· Abstracts CPLF 2026

Facteurs associés à la qualité du sommeil chez les patients traités par VNI

Résumé PO01-129
Ben Salah I.*1 ; Gargouri R.1 ; Younes A.2 ; Ghali H.3 ; Msaed S.1 ; Kallel N.1 ; kammoun S.1
1Service de Pneumologie, CHU Hédi Chaker, Sfax ; 2Service de Pneumologie, CHU Fattouma Bourguiba, Monastir ; 3Service de Médecine de travail, Groupement de Médecine du travail, Sousse

Auteur correspondant : Ben salah I. email


Introduction

La ventilation non invasive (VNI) est une technique largement utilisée dans l’insuffisance respiratoire chronique. Si ses bénéfices ventilatoires sont bien établis, son impact sur la qualité du sommeil demeure moins documenté. Ce travail vise évaluer les facteurs influençant la qualité du sommeil chez des patients sous VNI.

Méthodes

Il s’agit d’une étude rétrospective, longitudinale, descriptive, analytique et monocentrique incluant des patients suivis et traités à l’unité du sommeil du service de pneumologie du CHU Hedi Chaker de Sfax, durant la période allant de janvier 2004 à décembre 2023. La qualité du sommeil sous VNI était évaluée par le questionnaire S3 NIV (Non Invasive Ventilation).

Résultats

L’étude a inclus 100 patients traités par VNI au long cours.
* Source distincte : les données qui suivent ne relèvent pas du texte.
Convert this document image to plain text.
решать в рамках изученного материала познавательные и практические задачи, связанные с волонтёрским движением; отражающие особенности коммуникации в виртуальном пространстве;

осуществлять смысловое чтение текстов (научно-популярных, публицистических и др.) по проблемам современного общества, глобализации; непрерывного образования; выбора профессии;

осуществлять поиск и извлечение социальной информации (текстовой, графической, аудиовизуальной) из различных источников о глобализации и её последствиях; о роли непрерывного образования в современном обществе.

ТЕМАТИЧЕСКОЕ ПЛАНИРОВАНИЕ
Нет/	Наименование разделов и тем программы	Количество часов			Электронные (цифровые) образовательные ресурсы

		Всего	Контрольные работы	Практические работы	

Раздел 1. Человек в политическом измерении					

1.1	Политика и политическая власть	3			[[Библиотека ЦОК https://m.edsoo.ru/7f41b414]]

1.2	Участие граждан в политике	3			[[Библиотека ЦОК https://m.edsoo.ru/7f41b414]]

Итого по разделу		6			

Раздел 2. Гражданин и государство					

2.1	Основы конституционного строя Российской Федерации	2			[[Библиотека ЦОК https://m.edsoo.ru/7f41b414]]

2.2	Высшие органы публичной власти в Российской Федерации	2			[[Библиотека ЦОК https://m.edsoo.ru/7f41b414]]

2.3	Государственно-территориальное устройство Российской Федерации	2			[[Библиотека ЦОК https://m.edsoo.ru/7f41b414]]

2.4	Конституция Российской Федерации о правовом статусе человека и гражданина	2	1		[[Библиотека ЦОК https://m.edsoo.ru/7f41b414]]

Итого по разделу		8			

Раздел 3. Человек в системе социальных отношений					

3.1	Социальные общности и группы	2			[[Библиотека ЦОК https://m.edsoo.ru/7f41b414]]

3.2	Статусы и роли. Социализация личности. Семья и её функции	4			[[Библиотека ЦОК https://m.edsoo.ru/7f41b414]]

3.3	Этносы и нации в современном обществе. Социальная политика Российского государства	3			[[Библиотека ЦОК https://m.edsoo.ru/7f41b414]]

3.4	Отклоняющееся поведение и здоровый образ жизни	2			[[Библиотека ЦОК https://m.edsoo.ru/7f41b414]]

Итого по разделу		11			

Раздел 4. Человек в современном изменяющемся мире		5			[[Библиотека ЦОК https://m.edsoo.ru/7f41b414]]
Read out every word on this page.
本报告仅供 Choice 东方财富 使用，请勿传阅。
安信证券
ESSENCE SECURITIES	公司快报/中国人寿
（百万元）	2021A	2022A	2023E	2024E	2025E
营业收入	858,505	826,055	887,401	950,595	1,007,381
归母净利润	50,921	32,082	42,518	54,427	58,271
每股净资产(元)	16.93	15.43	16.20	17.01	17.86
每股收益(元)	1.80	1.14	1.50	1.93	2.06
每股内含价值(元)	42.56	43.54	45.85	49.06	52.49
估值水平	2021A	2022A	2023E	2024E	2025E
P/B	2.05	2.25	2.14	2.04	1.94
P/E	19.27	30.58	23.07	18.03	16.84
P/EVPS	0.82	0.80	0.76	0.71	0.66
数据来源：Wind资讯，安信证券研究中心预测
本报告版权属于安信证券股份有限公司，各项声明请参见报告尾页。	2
Une prédominance masculine a été observée, avec une sex-ratio de 1,85. L’âge médian de notre population était de 68 ans avec IIQ : [60-72 ans]. Les patients étaient tabagiques dans 59% des cas (n=59), avec une médiane de 22,5 paquet-année. Les principales indications à la VNI étaient : la bronchopneumopathie chronique obstructive (34%), le syndrome d'obésité-hypoventilation (28%), les dilatations des bronches (12%), l’overlap syndrome (16%) puis les maladies neuromusculaires (8%) et les PID fibrosantes (4%). Les femmes présentaient une meilleure qualité de sommeil (S3 NIV=8,08±2,07 vs 7,12±2,63 ; p=0,001). Les patients âgés de moins de 65 ans avaient également des scores plus élevés (7,61±2,12 vs 7,36±2,68 ; p=0,002). Une bonne tolérance à la VNI était significativement associée à une meilleure qualité de sommeil (7,97±2,56 vs 7,28±2,45 ; p=0,001). En revanche, la bonne observance du traitement n’était pas corrélée à une amélioration significative (OR=0,646 ; IC95% [0,317–1,317] ; p=0,229). La présence de DDB semblait associée à une meilleure qualité du sommeil (OR=1,326 ; IC95% [0,974–1,806] ; p=0,073), sans atteindre le seuil de significativité. Les scores moyens « sommeil et effets secondaires » variaient selon la pathologie : DDB (9,16 ; IIQ [8,3–10]) présentaient les meilleurs résultats, suivis du SOH (7,44±2,27), de la cyphoscoliose (8,3 ; IIQ [6,43–9,62]) et de la BPCO (7,32±2,68), tandis que les patients atteints de MNM (6,24±2,77) et de PID fibrosantes (6,65±2,33) avaient les scores les plus faibles.

Conclusion

La qualité du sommeil sous VNI est influencée par le sexe, l’âge et la tolérance au traitement, mais non par l’observance. Les patients atteints de DDB semblent bénéficier d’une amélioration plus marquée, tandis que ceux atteints de MNM et de PID fibrosantes conservent une qualité de sommeil réduite. Ces résultats soulignent l’hétérogénéité de l’impact de la VNI selon le profil des patients et l’importance d’une prise en charge individualisée.


Ben Salah I. * ; Gargouri R. * ; Younes A. * ; Ghali H. * ; Msaed S. * ; Kallel N. * ; kammoun S. *
*Déclarent ne pas avoir de lien d'intérêt en rapport avec ce résumé.